Weihnachtsgeplauder.

Von
Emil Peschkau.

In der Mitte der Wohnstube auf dem großen runden Tische steht der Christbaum. Gold- und Silberfäden, Sterne und Glaskugeln blitzen und flimmern aus dem grünen Gezweig, aber die Lichter sind bereits verlöscht. Die Bescherung ist längst vorüber, und nun sitzen wir im Speisezimmer um den festlich gedeckten Tisch herum – Papa, Mama, die Großmutter und „wir“, die Freunde des Hauses. In den Tannenduft, der traulich herüberweht, mengt sich schon das Aroma eines kräftigen Punsches, „Onkel Rath“ hat bereits sein Bedürfniß, jemand leben zu lassen, gestillt, und nun wird weiter geplaudert, bald fröhlich, bald ernst, über die Kleinen, die Großen und wieder die Kleinen, und es ist, als ob die Lichter immer noch leuchteten und der wundersame Zauber kein Ende finden sollte.

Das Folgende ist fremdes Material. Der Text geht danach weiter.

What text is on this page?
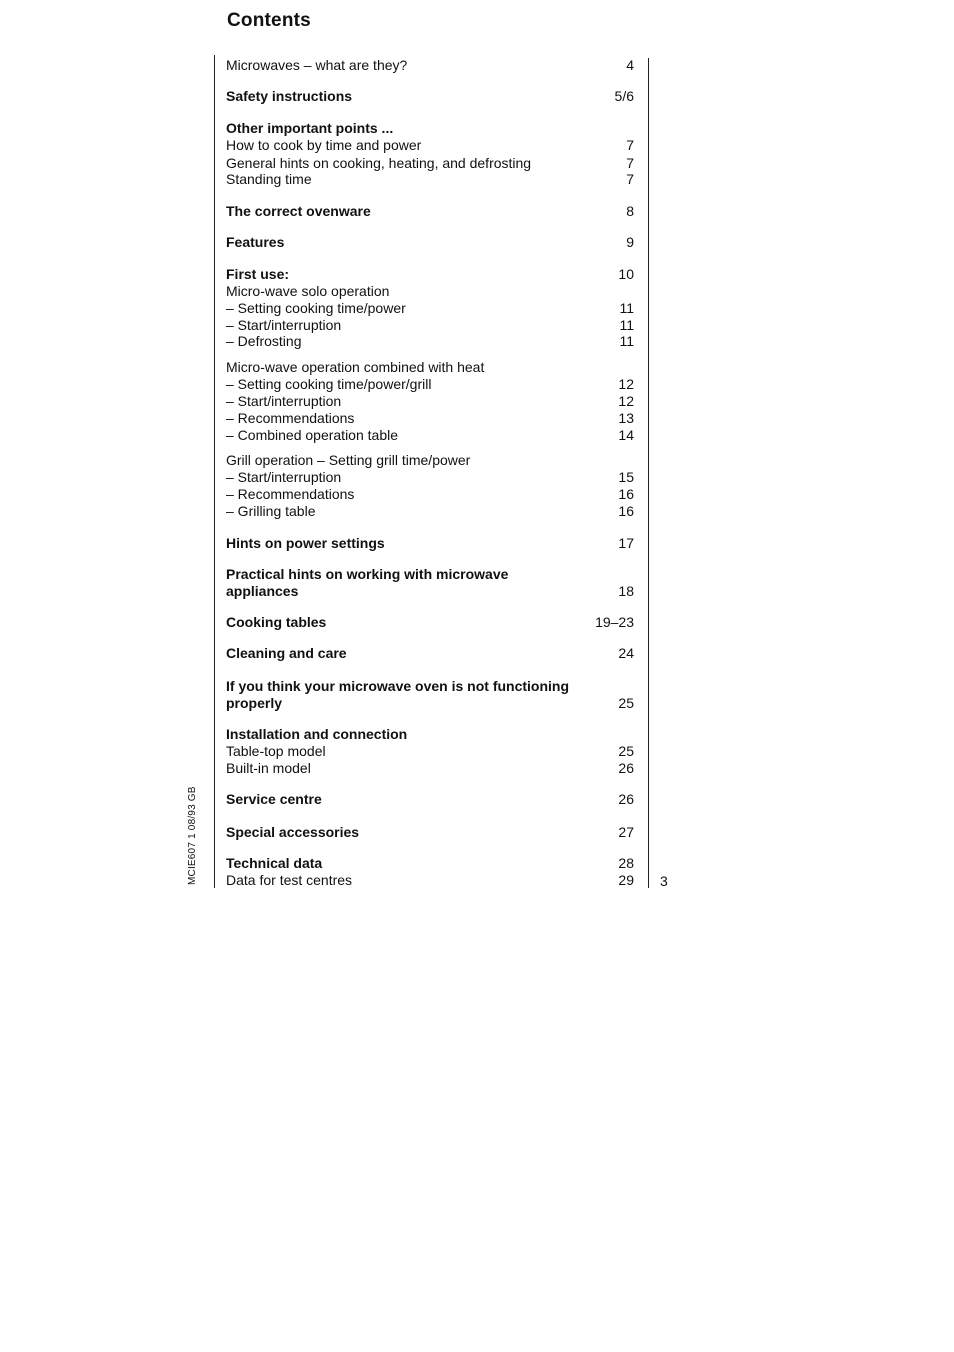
Contents
3
MCIE607 1 08/93 GB
Microwaves – what are they?	4
Safety instructions	5/6
Other important points ...
How to cook by time and power	7
General hints on cooking, heating, and defrosting	7
Standing time	7
The correct ovenware	8
Features	9
First use:	10
Micro-wave solo operation
– Setting cooking time/power	11
– Start/interruption	11
– Defrosting	11
Micro-wave operation combined with heat
– Setting cooking time/power/grill	12
– Start/interruption	12
– Recommendations	13
– Combined operation table	14
Grill operation – Setting grill time/power
– Start/interruption	15
– Recommendations	16
– Grilling table	16
Hints on power settings	17
Practical hints on working with microwave appliances	18
Cooking tables	19–23
Cleaning and care	24
If you think your microwave oven is not functioning properly	25
Installation and connection
Table-top model	25
Built-in model	26
Service centre	26
Special accessories	27
Technical data	28
Data for test centres	29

„Ja, die Kinder – die Kinder!“ sagt die Großmutter mit einem wehmüthigen Lächeln. „Als ich so an die acht Jahre war, da schrieb ich dem Christkind ein Briefchen, es möchte mir doch eine Feder bringen, mit der man – schön schreibt. Ich machte nämlich ganz abscheuliche Kratzfüße, und so oft wir Schreibstunde hatten, gab es auch immer ein paar Klapse. Und das Christkind hatte ein Einsehen – ich bekam die Feder wirklich, und von dem Tag an schrieb ich besser und immer besser. Es war ja natürlich eine ganz gewöhnliche Feder, aber der Glaube daran gab mir die Sicherheit, die mir bis dahin gefehlt, ich empfand keine Angst mehr, wenn ich ans Schreiben ging, und so hat sich die Feder bewährt sammt den übrigen: denn unter dem Christbaum lag nicht bloß eine einzige, sondern gleich eine ganze Schachtel voll. Es war eine schöne, schöne Zeit … und wie das alles wieder auflebt, wie man’s vor Augen sieht, wie man’s wieder fühlt! Ja, man wird eben wieder jung, wenn die Weihnacht da ist, und darin liegt der wundersame Zauber dieses Festes.“

„Aber nicht der ganze Zauber, liebe Großmama,“ entgegnet der Vater. „Du vergißt die kleinen Leute, die nicht jung zu werden brauchen. Was uns diese Zeit so köstlich macht, das ist das Gefühl für die Familie und die Freunde, dem wir uns ein paar Tage lang ganz überlassen. Wir denken nur mehr an unsere Lieben und zumeist wohl weniger an das, was wir von ihnen empfangen werden, als an das, was wir ihnen schenken. Und daß eben all unser Denken sich in diesen Tagen oder Stunden nur darauf richtet, darin liegt der Zauber des Christfestes.“

Papa hat noch nicht ausgesprochen, da wird schon der alte Doktor unruhig, und ironische Blicke zucken über das graubärtige Gesicht.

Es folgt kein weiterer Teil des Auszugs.